About 1,500 students who attended two art institutes that were part of the sudden collapse of a career-school chain this year will have their federal loans canceled, Education Secretary Betsy DeVos said on Friday.
It was a rare victory for borrowers seeking debt relief from a department that, under Ms. DeVos, has frozen or curtailed relief programs for students who claim that schools defrauded them. Borrowers who attended the two schools, the Art Institute of Colorado and the Illinois Institute of Art, sued the department last month, seeking to have their loans eliminated.
“Students were failed and deserve to be made whole,” Ms. DeVos said. Students who attended the schools from late January 2018 through the end of last year, when they shut down, will have their loans for that period canceled, the department said.
Borrowers will still generally owe on federal loans they took out before Jan. 20, the department said in an email sent to borrowers on Friday. Some people, however, may qualify to have all of their loans eliminated through the department’s closed school discharge program.
The decision was the latest twist in the messy unraveling of the chain, Dream Center Education Holdings, which owned dozens of campuses under the Art Institutes, South University and Argosy University brands.
Dream Center was owned by a Christian nonprofit that acquired the troubled group of for-profit schools in late 2017. It closed some schools within a few months, and the entire chain abruptly shut down barely a year later after millions of dollars in federal financial aid funds that were owed to students went missing. The money has still not been recovered.
The accreditation for the Art Institute’s Colorado and Illinois campuses was removed by the Higher Learning Commission in January 2018, around the time Dream Center took them over. The loss of certification meant that students risked being unable to transfer their credits to other schools or have their credentials recognized by employers.

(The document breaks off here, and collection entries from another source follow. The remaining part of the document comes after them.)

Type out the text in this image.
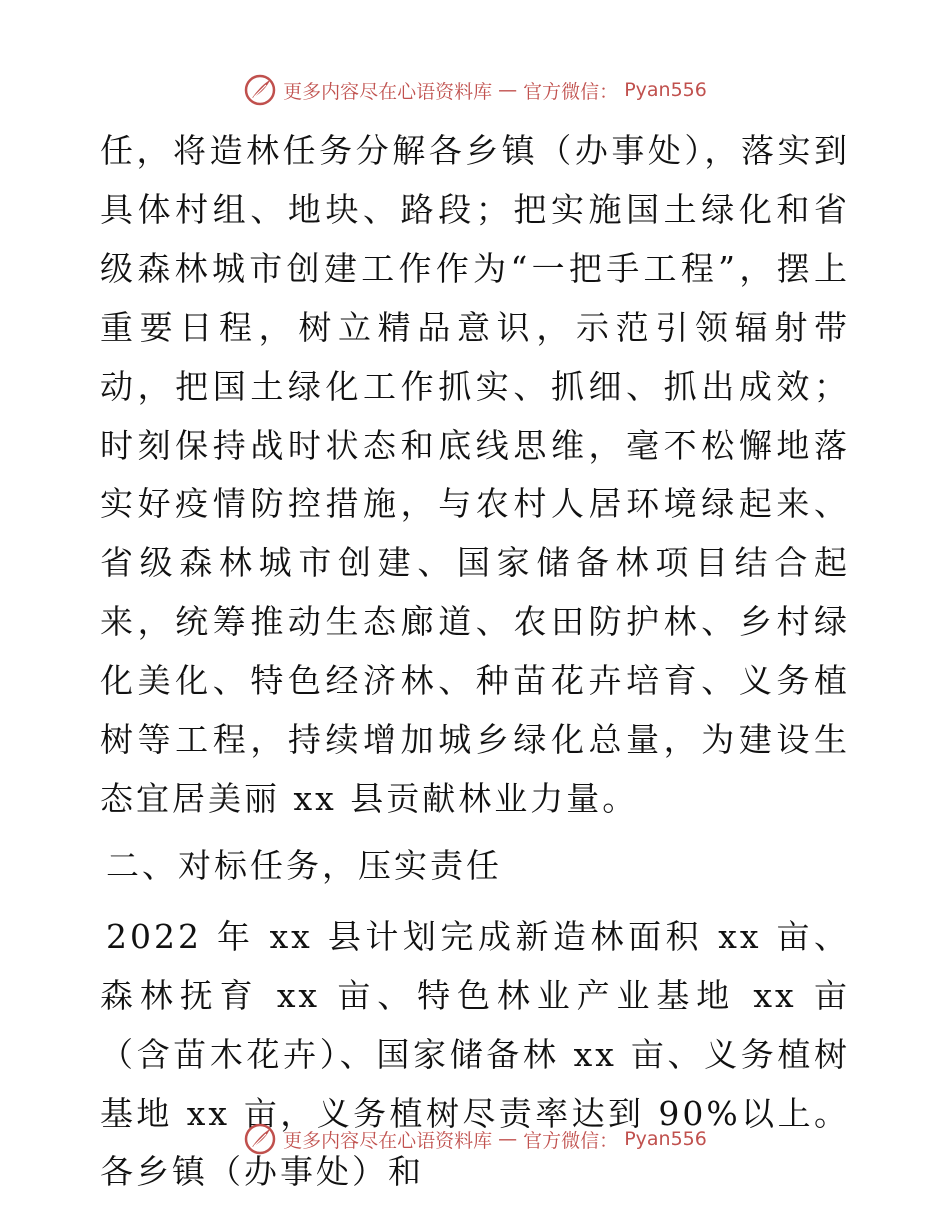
更多内容尽在心语资料库 — 官方微信： Pyan556

任，将造林任务分解各乡镇（办事处），落实到具体村组、地块、路段；把实施国土绿化和省级森林城市创建工作作为“一把手工程”，摆上重要日程，树立精品意识，示范引领辐射带动，把国土绿化工作抓实、抓细、抓出成效；时刻保持战时状态和底线思维，毫不松懈地落实好疫情防控措施，与农村人居环境绿起来、省级森林城市创建、国家储备林项目结合起来，统筹推动生态廊道、农田防护林、乡村绿化美化、特色经济林、种苗花卉培育、义务植树等工程，持续增加城乡绿化总量，为建设生态宜居美丽 xx 县贡献林业力量。

二、对标任务，压实责任

2022 年 xx 县计划完成新造林面积 xx 亩、森林抚育 xx 亩、特色林业产业基地 xx 亩（含苗木花卉）、国家储备林 xx 亩、义务植树基地 xx 亩，义务植树尽责率达到 90%以上。各乡镇（办事处）和

更多内容尽在心语资料库 — 官方微信： Pyan556
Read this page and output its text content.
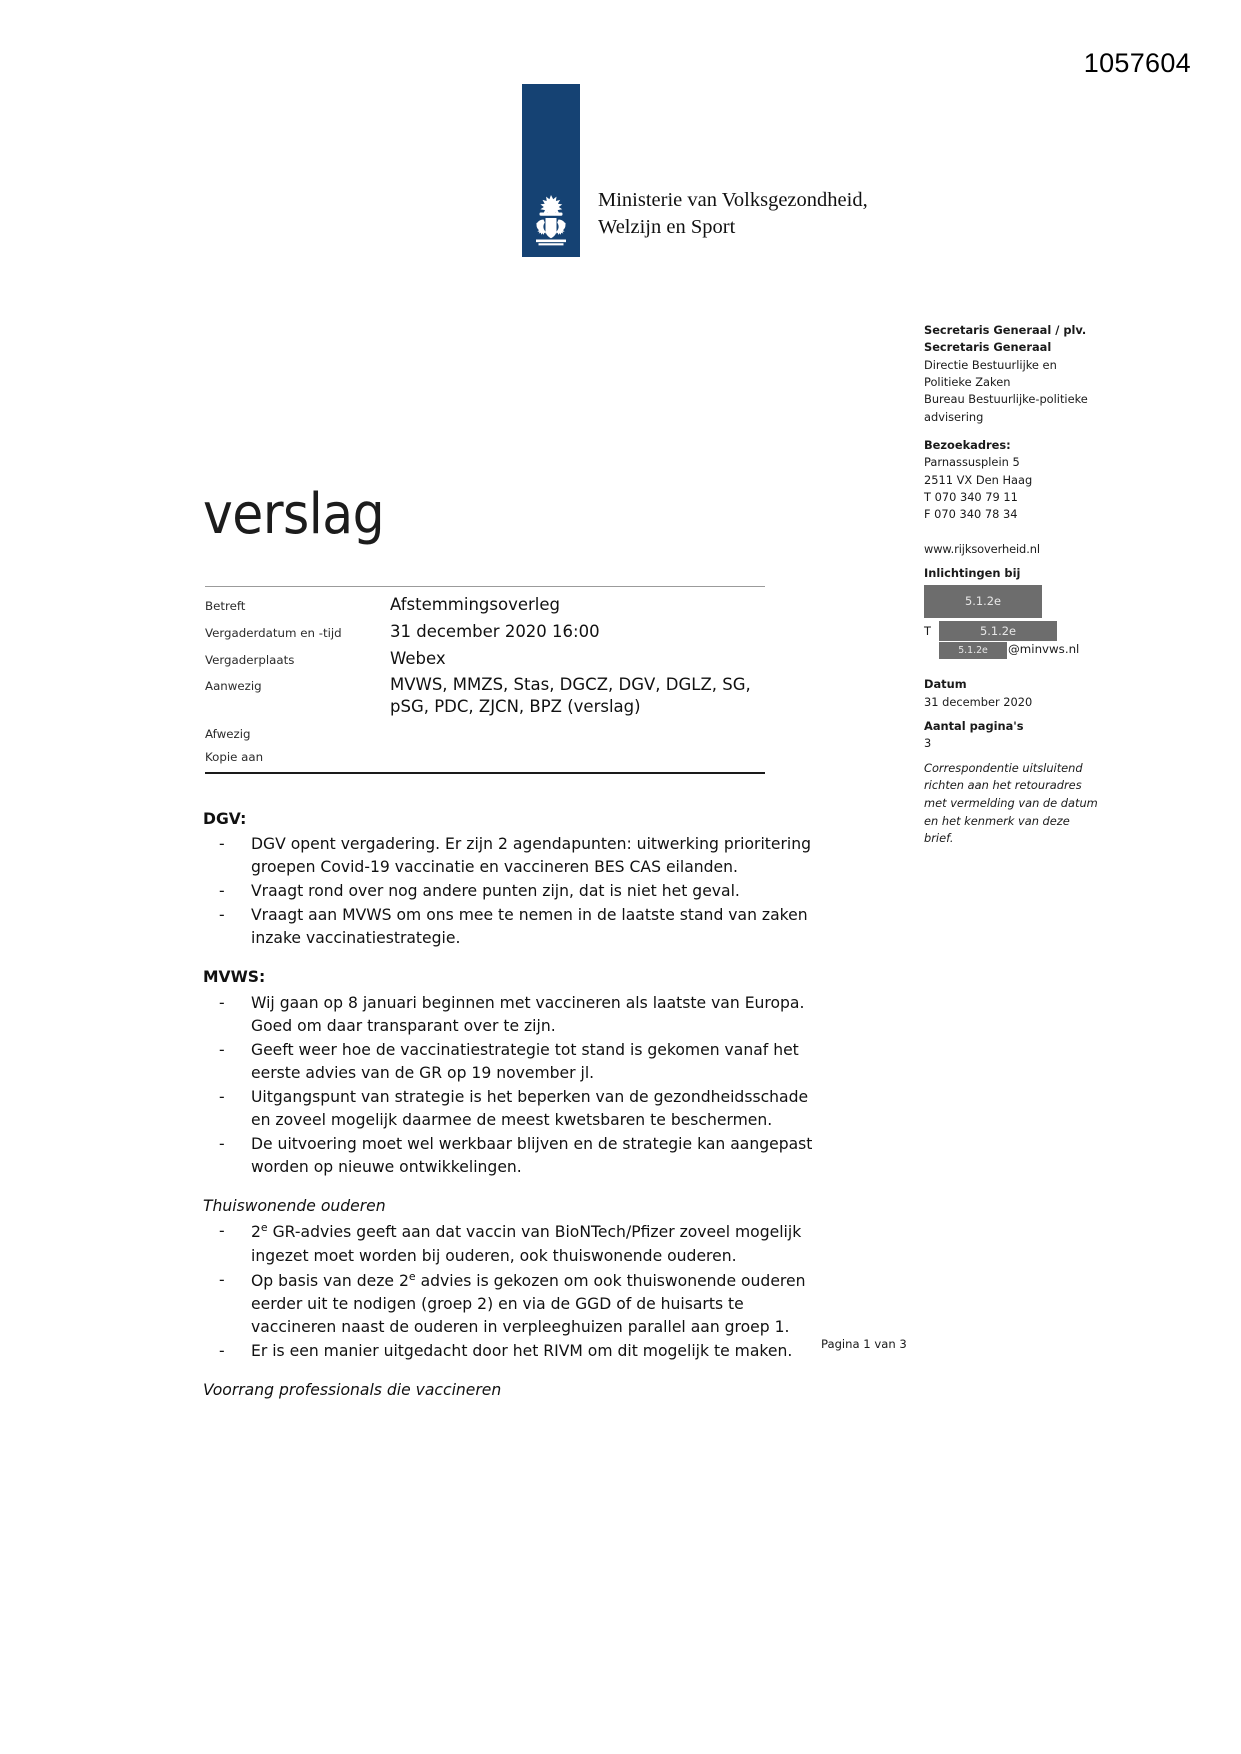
1057604
Ministerie van Volksgezondheid,
Welzijn en Sport
Secretaris Generaal / plv.
Secretaris Generaal
Directie Bestuurlijke en
Politieke Zaken
Bureau Bestuurlijke-politieke
advisering
Bezoekadres:
Parnassusplein 5
2511 VX Den Haag
T 070 340 79 11
F 070 340 78 34
www.rijksoverheid.nl
Inlichtingen bij
5.1.2e
T	5.1.2e
5.1.2e	@minvws.nl
Datum
31 december 2020
Aantal pagina's
3
Correspondentie uitsluitend
richten aan het retouradres
met vermelding van de datum
en het kenmerk van deze
brief.
verslag
Betreft	Afstemmingsoverleg
Vergaderdatum en -tijd	31 december 2020 16:00
Vergaderplaats	Webex
Aanwezig	MVWS, MMZS, Stas, DGCZ, DGV, DGLZ, SG, pSG, PDC, ZJCN, BPZ (verslag)
Afwezig
Kopie aan
DGV:
- DGV opent vergadering. Er zijn 2 agendapunten: uitwerking prioritering groepen Covid-19 vaccinatie en vaccineren BES CAS eilanden.
- Vraagt rond over nog andere punten zijn, dat is niet het geval.
- Vraagt aan MVWS om ons mee te nemen in de laatste stand van zaken inzake vaccinatiestrategie.
MVWS:
- Wij gaan op 8 januari beginnen met vaccineren als laatste van Europa. Goed om daar transparant over te zijn.
- Geeft weer hoe de vaccinatiestrategie tot stand is gekomen vanaf het eerste advies van de GR op 19 november jl.
- Uitgangspunt van strategie is het beperken van de gezondheidsschade en zoveel mogelijk daarmee de meest kwetsbaren te beschermen.
- De uitvoering moet wel werkbaar blijven en de strategie kan aangepast worden op nieuwe ontwikkelingen.
Thuiswonende ouderen
- 2e GR-advies geeft aan dat vaccin van BioNTech/Pfizer zoveel mogelijk ingezet moet worden bij ouderen, ook thuiswonende ouderen.
- Op basis van deze 2e advies is gekozen om ook thuiswonende ouderen eerder uit te nodigen (groep 2) en via de GGD of de huisarts te vaccineren naast de ouderen in verpleeghuizen parallel aan groep 1.
- Er is een manier uitgedacht door het RIVM om dit mogelijk te maken.
Voorrang professionals die vaccineren
Pagina 1 van 3
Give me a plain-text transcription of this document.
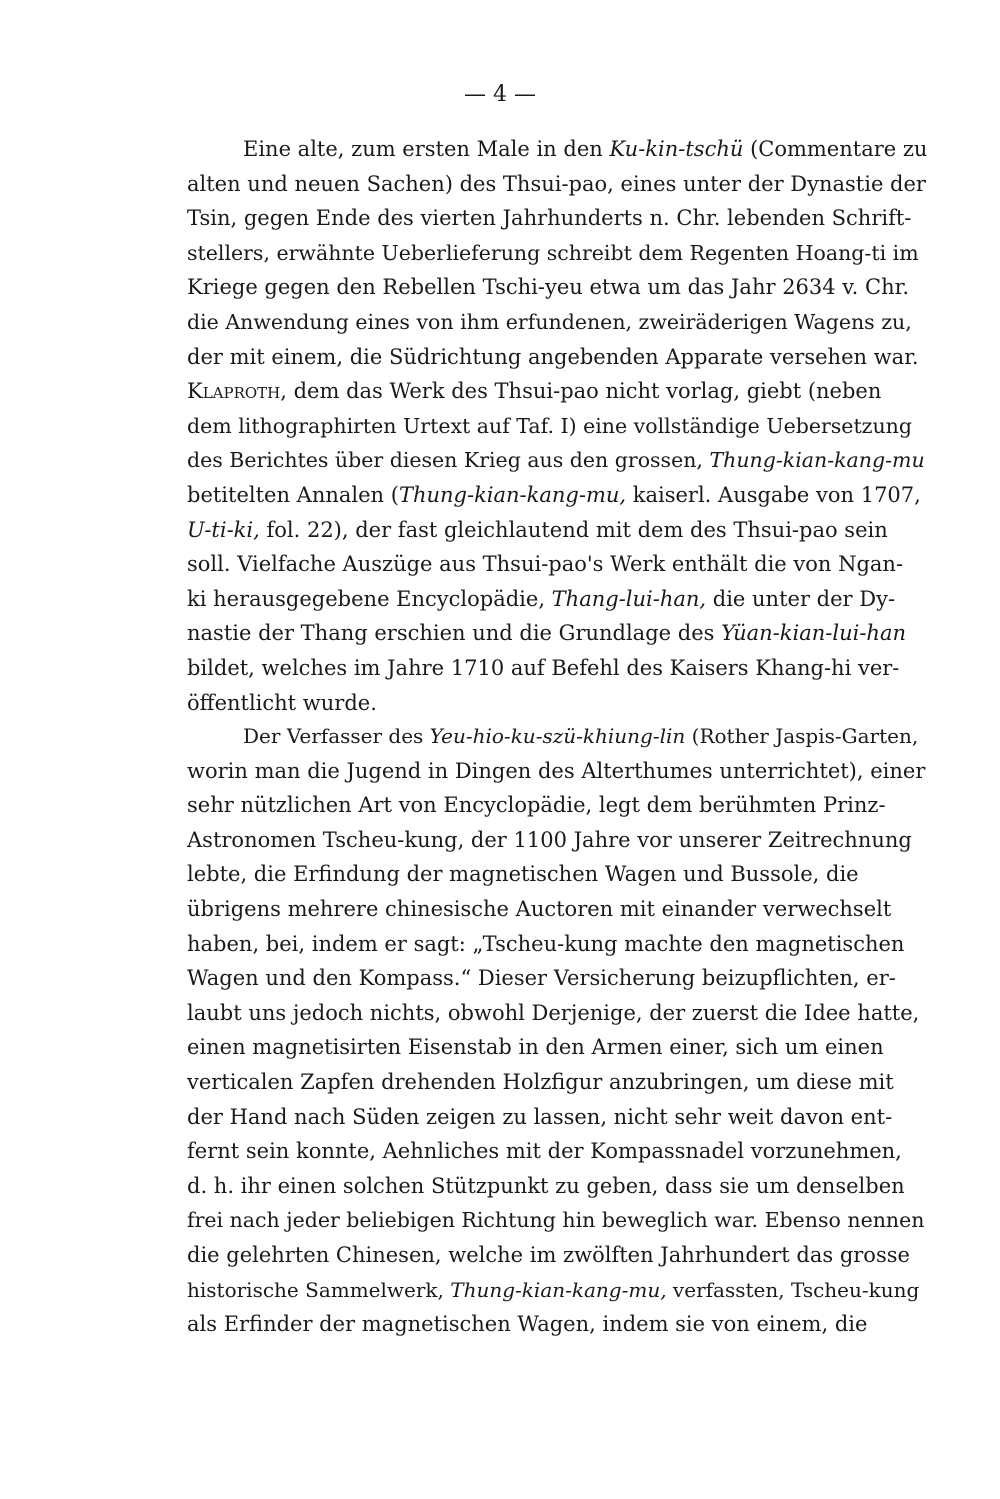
— 4 —
Eine alte, zum ersten Male in den Ku-kin-tschü (Commentare zu
alten und neuen Sachen) des Thsui-pao, eines unter der Dynastie der
Tsin, gegen Ende des vierten Jahrhunderts n. Chr. lebenden Schrift-
stellers, erwähnte Ueberlieferung schreibt dem Regenten Hoang-ti im
Kriege gegen den Rebellen Tschi-yeu etwa um das Jahr 2634 v. Chr.
die Anwendung eines von ihm erfundenen, zweiräderigen Wagens zu,
der mit einem, die Südrichtung angebenden Apparate versehen war.
Klaproth, dem das Werk des Thsui-pao nicht vorlag, giebt (neben
dem lithographirten Urtext auf Taf. I) eine vollständige Uebersetzung
des Berichtes über diesen Krieg aus den grossen, Thung-kian-kang-mu
betitelten Annalen (Thung-kian-kang-mu, kaiserl. Ausgabe von 1707,
U-ti-ki, fol. 22), der fast gleichlautend mit dem des Thsui-pao sein
soll. Vielfache Auszüge aus Thsui-pao's Werk enthält die von Ngan-
ki herausgegebene Encyclopädie, Thang-lui-han, die unter der Dy-
nastie der Thang erschien und die Grundlage des Yüan-kian-lui-han
bildet, welches im Jahre 1710 auf Befehl des Kaisers Khang-hi ver-
öffentlicht wurde.
Der Verfasser des Yeu-hio-ku-szü-khiung-lin (Rother Jaspis-Garten,
worin man die Jugend in Dingen des Alterthumes unterrichtet), einer
sehr nützlichen Art von Encyclopädie, legt dem berühmten Prinz-
Astronomen Tscheu-kung, der 1100 Jahre vor unserer Zeitrechnung
lebte, die Erfindung der magnetischen Wagen und Bussole, die
übrigens mehrere chinesische Auctoren mit einander verwechselt
haben, bei, indem er sagt: „Tscheu-kung machte den magnetischen
Wagen und den Kompass.“ Dieser Versicherung beizupflichten, er-
laubt uns jedoch nichts, obwohl Derjenige, der zuerst die Idee hatte,
einen magnetisirten Eisenstab in den Armen einer, sich um einen
verticalen Zapfen drehenden Holzfigur anzubringen, um diese mit
der Hand nach Süden zeigen zu lassen, nicht sehr weit davon ent-
fernt sein konnte, Aehnliches mit der Kompassnadel vorzunehmen,
d. h. ihr einen solchen Stützpunkt zu geben, dass sie um denselben
frei nach jeder beliebigen Richtung hin beweglich war. Ebenso nennen
die gelehrten Chinesen, welche im zwölften Jahrhundert das grosse
historische Sammelwerk, Thung-kian-kang-mu, verfassten, Tscheu-kung
als Erfinder der magnetischen Wagen, indem sie von einem, die
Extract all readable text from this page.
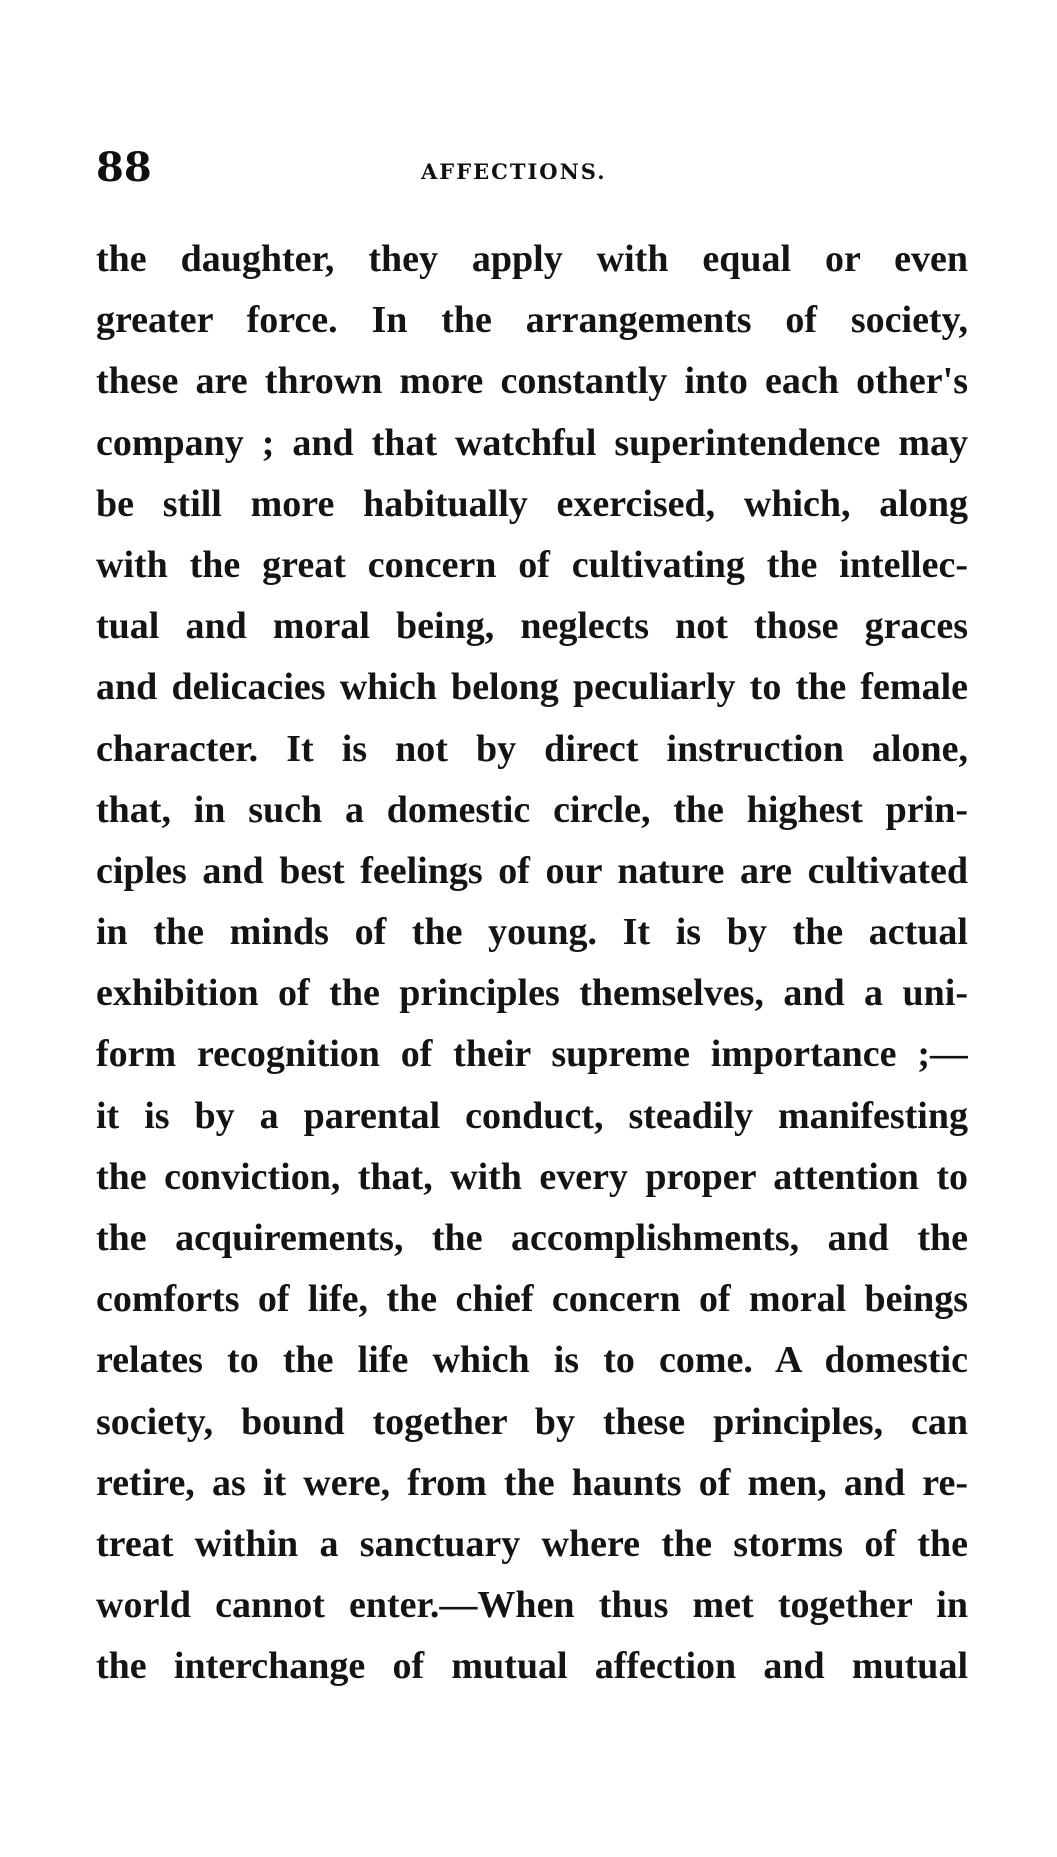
88	AFFECTIONS.
the daughter, they apply with equal or even
greater force. In the arrangements of society,
these are thrown more constantly into each other's
company ; and that watchful superintendence may
be still more habitually exercised, which, along
with the great concern of cultivating the intellec-
tual and moral being, neglects not those graces
and delicacies which belong peculiarly to the female
character. It is not by direct instruction alone,
that, in such a domestic circle, the highest prin-
ciples and best feelings of our nature are cultivated
in the minds of the young. It is by the actual
exhibition of the principles themselves, and a uni-
form recognition of their supreme importance ;—
it is by a parental conduct, steadily manifesting
the conviction, that, with every proper attention to
the acquirements, the accomplishments, and the
comforts of life, the chief concern of moral beings
relates to the life which is to come. A domestic
society, bound together by these principles, can
retire, as it were, from the haunts of men, and re-
treat within a sanctuary where the storms of the
world cannot enter.—When thus met together in
the interchange of mutual affection and mutual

Officials at the Art Institutes never told students that the campuses had lost their accreditation, according to court filings and the Higher Learning Commission.
By law, the Education Department is not allowed to release federal student loan funds to for-profit schools that are not accredited. But the department sent more than $10 million to the two schools and, according to emails and other records, told Dream Center officials that it was working to allow schools to become retroactively accredited.